Epikritische Sensibilität
Synonym: epikritische Wahrnehmung
Englisch: epicritic sensibility
Definition
Als epikritische Sensibilität werden die Körperempfindungen zusammengefasst, die der diskriminatorischen Wahrnehmung von Druck, Berührung und Vibration ("Feinwahrnehmung") und der bewussten Wahrnehmung des Stellungssinns (Propriozeption) dienen.
siehe auch: protopathische Sensibilität
Neuroanatomie
Nach der Art ihrer Aufgaben bezeichnet man die dafür vorgesehenen Rezeptoren als
- Exterozeptoren (z.B. Vater-Pacini-Körperchen), die Informationen über Lokalisation und Feinabstimmung von Berührungen liefern und
- Propriozeptoren, zu denen Muskelspindeln und Golgi-Sehnenorgane gehören und die Informationen über die Stellung der Muskeln und Gelenke vermitteln.
Die Informationen von Exterozeptoren laufen über Nervenfasern der Gruppe Aß bzw. II. Dabei handelt es sich um dicke myelinisierte Fasern mit einem Durchmesser von 5-10 µm und einer Leitungsgeschwindigkeit von 30 bis 70 m/s.
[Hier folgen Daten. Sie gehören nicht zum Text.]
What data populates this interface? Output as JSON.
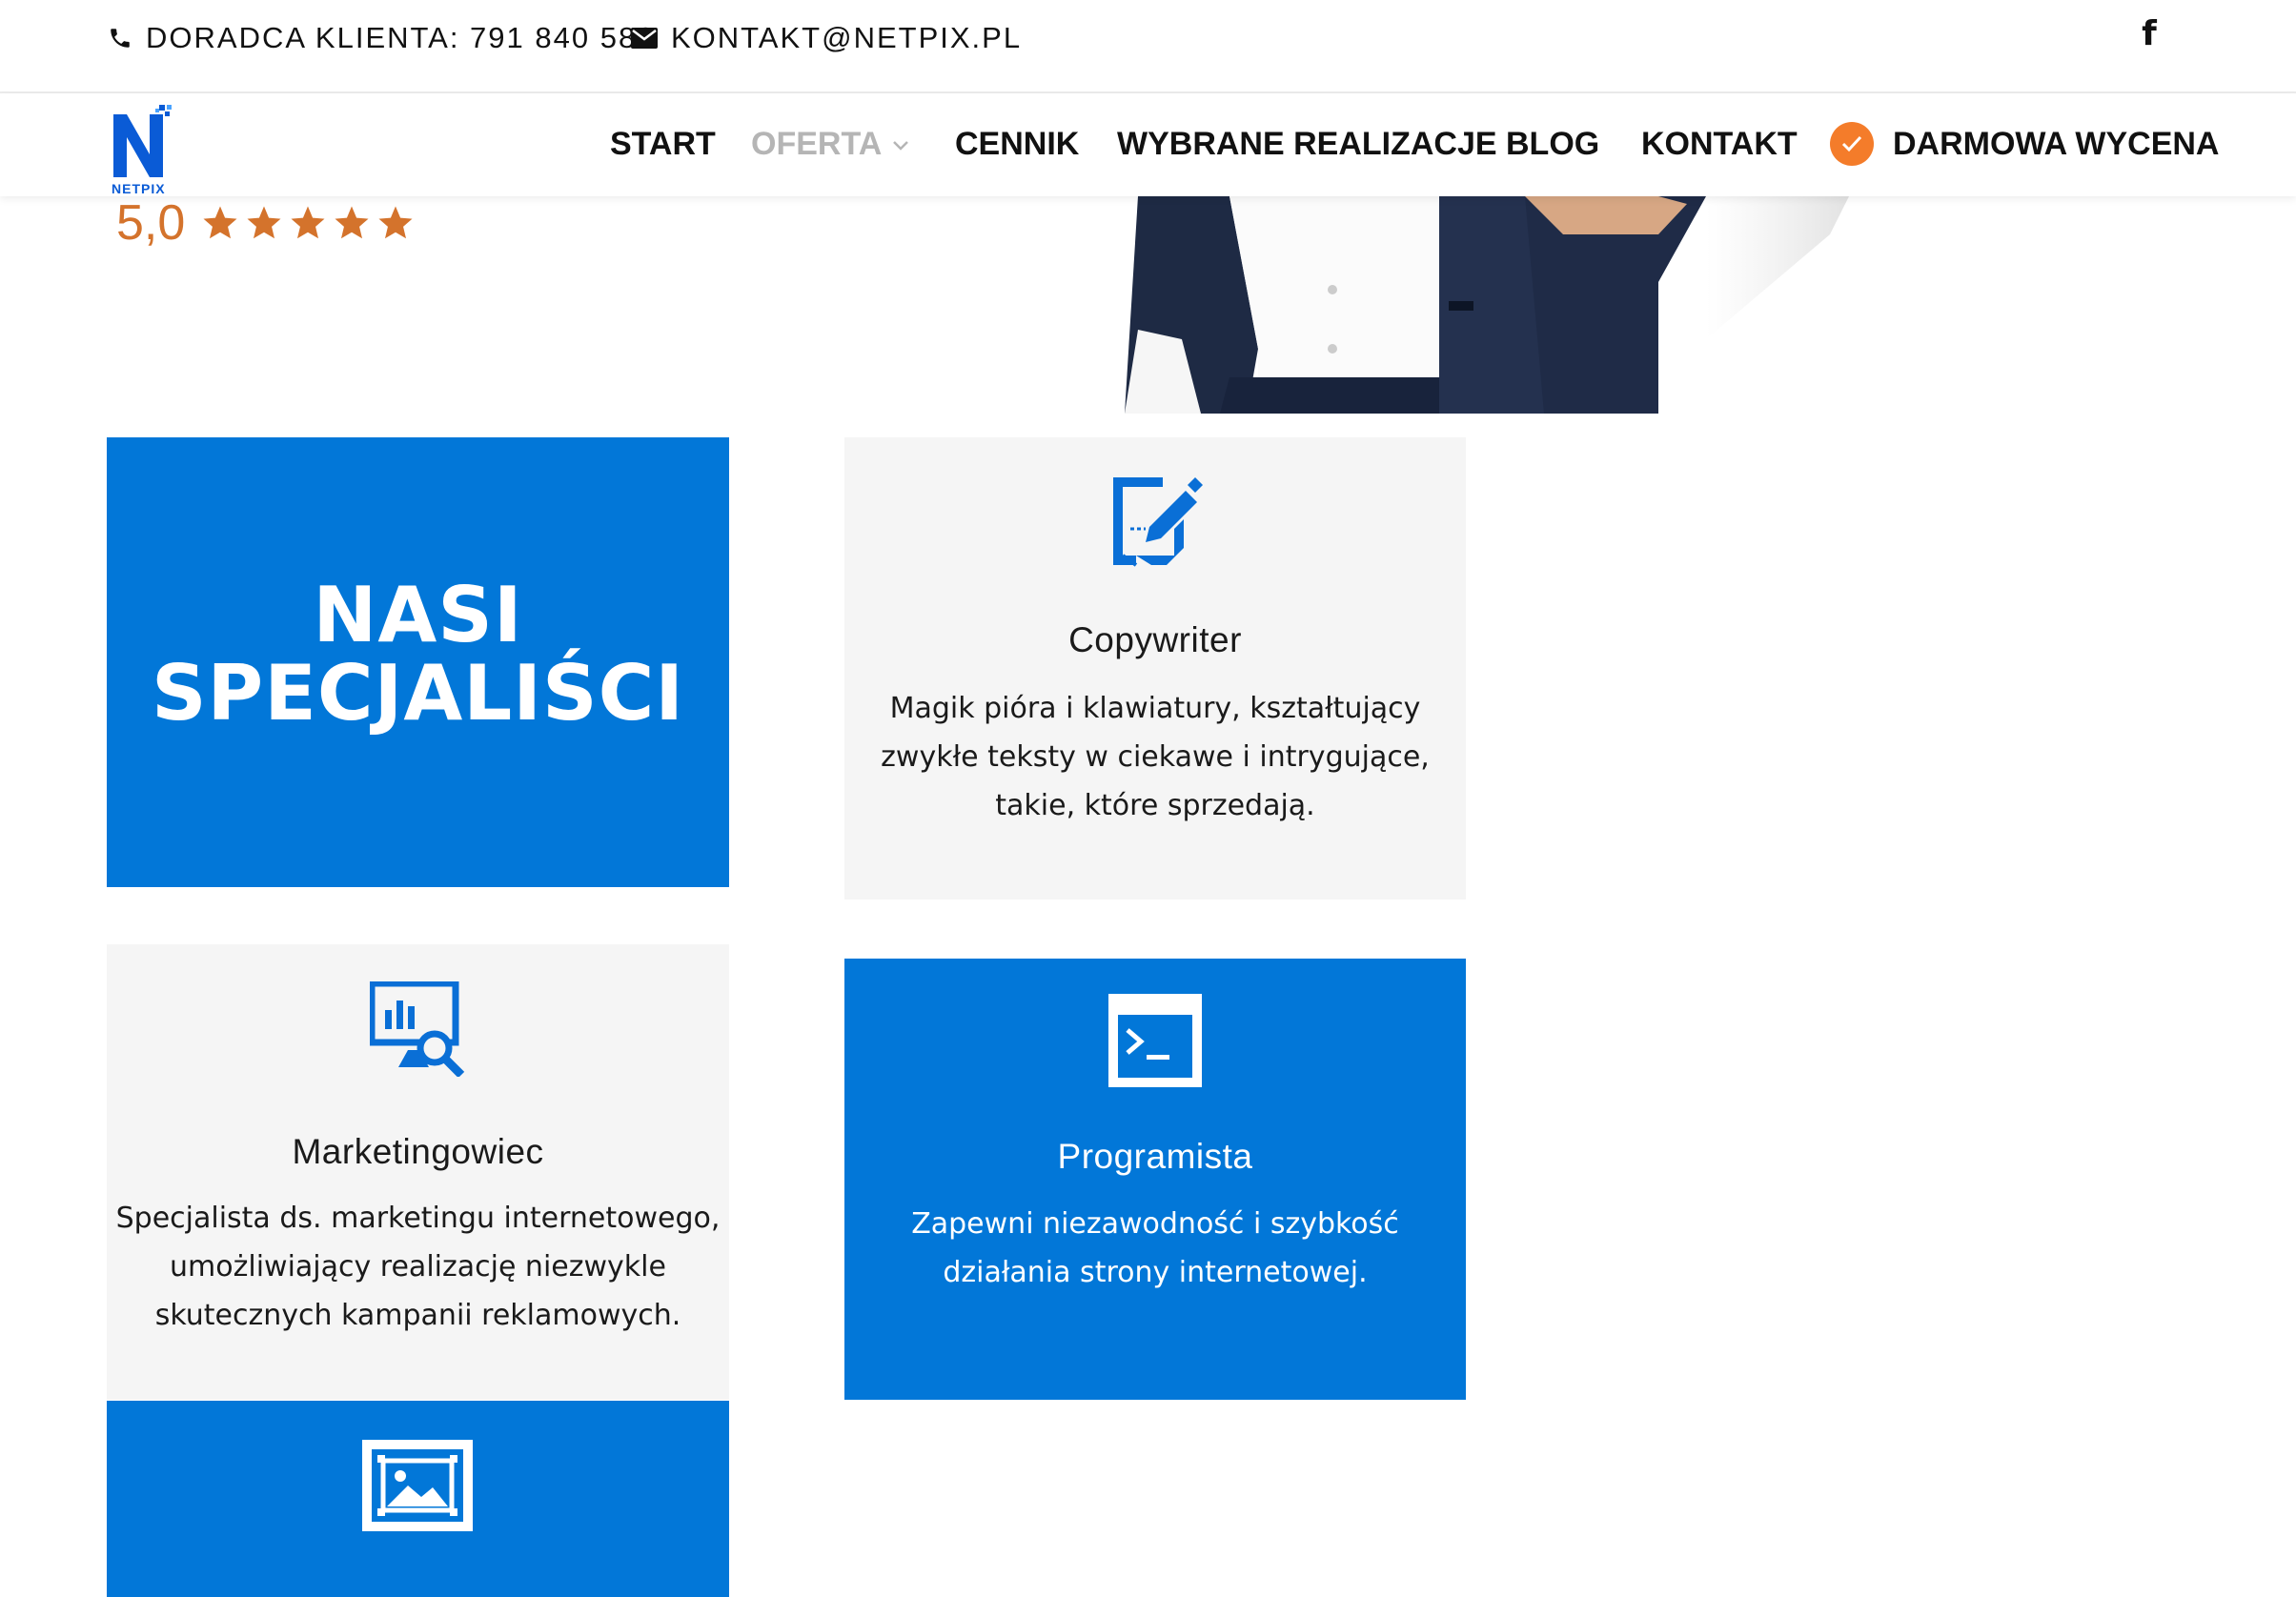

Die Propriozeptoren vermitteln die Impulse über Nervenfasern der Gruppen Ia und Ib bzw. der Gruppe Aα.
Die Weiterleitung des feinen Tast- und Berührungsempfindens sowie der bewussten Propriozeption erfolgt über die Hinterstrangbahnen.
Im Gegensatz dazu erfolgt die Weiterleitung der protopathischen Sensibilität (Schmerz, Temperatur, grobe Tast- und Berührungsempfindungen, unbewusste Propriozeption) über Vorderseiten- und Kleinhirnseitenstrangbahnen (u.a. Tractus spinocerebellaris anterior, lateralis und posterior).
Die Trennung in epikritisch und protopathisch sowie in bewusste und unbewusste Propriozeption wird primär aus didaktischen Gründen vorgenommen. Über Kollateralen sind die einzelnen Bahnen verbunden, sodass eine strenge Einteilung nicht möglich ist.
Hinterstrangbahnen
Die Hinterstrangbahnen verlaufen zunächst ungekreuzt, d.h. ipsilateral als Fasciculus gracilis für die untere Extremität und als Fasciculus cuneatus für die obere Extremität.
Impulse des ersten Neurons (pseudounipolare Spinalganglien) werden dann im Hirnstamm im Nucleus gracilis bzw. Nucleus cuneatus auf das zweite Neuron umgeschaltet. Die Axone der zweiten Neurone bilden den Lemniscus medialis, kreuzen in der Decussatio lemnisci medialis auf die Gegenseite und werden im Thalamus (Nucleus ventralis posterolateralis) umgeschaltet. Die Axone des dritten Neurons verlaufen durch die Capsula interna zum Gyrus postcentralis.
Epikritische Sensibilität im Kopfbereich
Perikarya der primär afferenten Neuronen liegen im Ganglion trigeminale. Die Informationen der Mechanorezeptoren im Kopfbereich werden über den Tractus spinalis nervi trigemini zum Nucleus spinalis nervi trigemini bzw. Nucleus principalis nervi trigemini weitergeleitet. Die Axone des zweiten Neurons kreuzen überwiegend auf die Gegenseite und bilden den Lemniscus trigeminalis, der zum Nucleus ventralis posteromedialis des Thalamus zieht.
Pseudounipolare Neurone der trigeminalen Propriozeption besitzen ihre Perikarya im Nucleus mesencephalicus nervi trigemini. Hier erfolgt keine Umschaltung der Informationen von Muskelspindelafferenzen ipsilateraler Kaumuskeln. Die zentralen Fortsätze bilden synaptische Kontakte zu den Motoneuronen des Nucleus motorius nervi trigemini. Diese monosynaptische Verbindung ist die Grundlage für die Dehnungsreflexe der Kaumuskeln (Masseterreflex).